Meditation is often practised after a session of yoga, when the energy of the body has been awakened, and is an essential part of both Hindu and Buddhist practice. In both religions, meditation is considered the most powerful tool for understanding the true nature of mind and self, an essential step on the path to enlightenment. In Vedanta, meditation’s aim is to realize the true self as non-dual Brahman or godhead – the foundation of all consciousness and life. Moksha (or liberation – the nirvana of the Buddhists), achieved through disciplines of yoga and meditation, eventually helps believers release the soul from endless cycles of birth and rebirth.

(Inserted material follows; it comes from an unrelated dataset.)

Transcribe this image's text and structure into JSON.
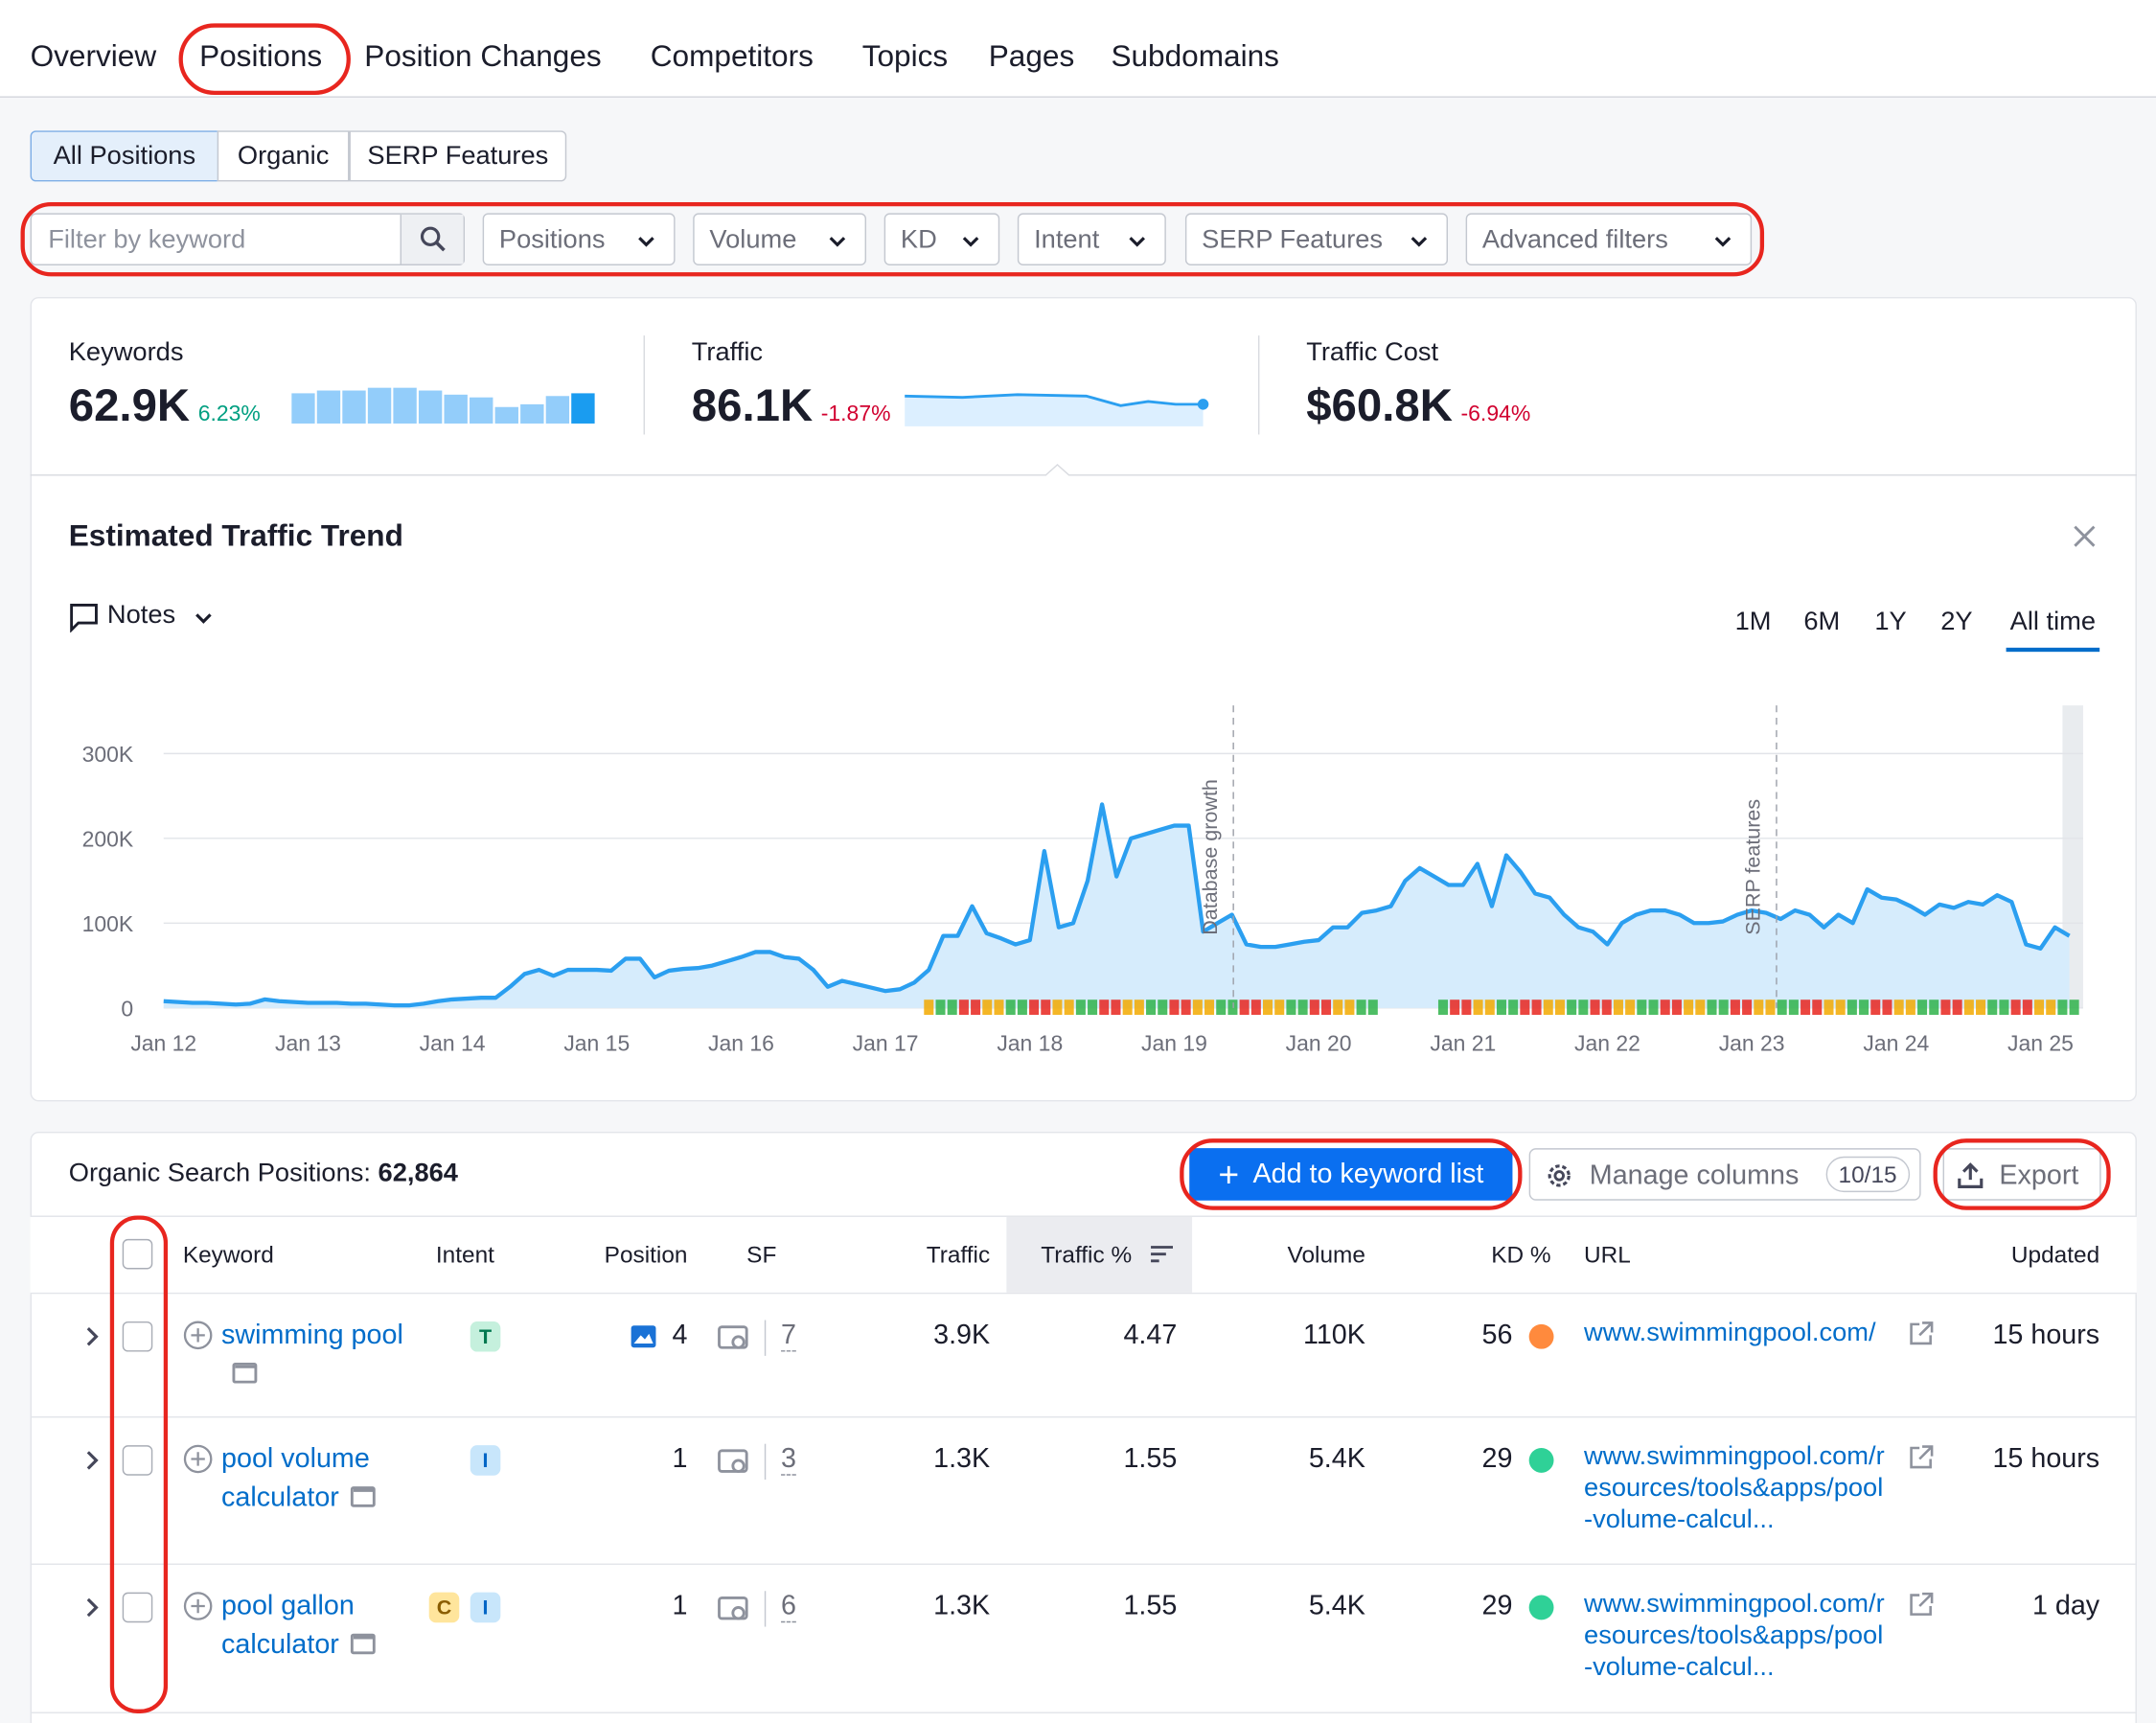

Vipassana meditation is a technique, originally taught by the Buddha, whereby practitioners learn to become more aware of physical sensations and mental processes. Courses last for a minimum of ten days and are austere – involving 4am starts, around ten hours of meditation a day, no solid food after noon, segregation of the sexes, and no talking for the duration (except with the leaders of the course). Courses are free for all first-time students, to allow everyone an opportunity to learn and benefit from the technique. Vipassana is taught in more than 25 centres throughout India including in Bodhgaya, Bengaluru, Chennai, Hyderabad and Jaipur.
Tibetan Buddhist meditation is attracting more and more followers around the world. With its four distinct schools, Tibetan Buddhism incorporates a huge variety of meditation practices, including Vipassana, known as shiné in Tibetan, and various visualization techniques involving the numerous deities that make up the complex and colourful Tibetan pantheon. India, with its large Tibetan diaspora, has become a major centre for people wanting to study Tibetan Buddhism and medicine. Dharamsala in Himachal Pradesh, home to the Dalai Lama and Tibetan government-in-exile, is the main centre for Tibetan studies, offering numerous opportunities for one-on-one study with the Tibetan monks and nuns who live there. Other major Tibetan diaspora centres in India include Darjeeling in West Bengal and Bylakuppe near Mysore in Karnataka.
Ashrams and centres
Ashrams can range in size from just a handful of people to several thousand, and their rules, regulations and restrictions vary enormously. Some offer on-site accommodation, others will require you to stay in the nearest town or village. Some charge Western prices, others local prices, and some operate on a donation basis. Many ashrams have set programmes each day, while others are less structured, teaching as and when requested. In addition to these traditional Indian places to learn yoga and meditation techniques, dozens of smaller centres open in the coastal resorts of Goa and Kerala during the winter, several of them staffed by internationally famous teachers.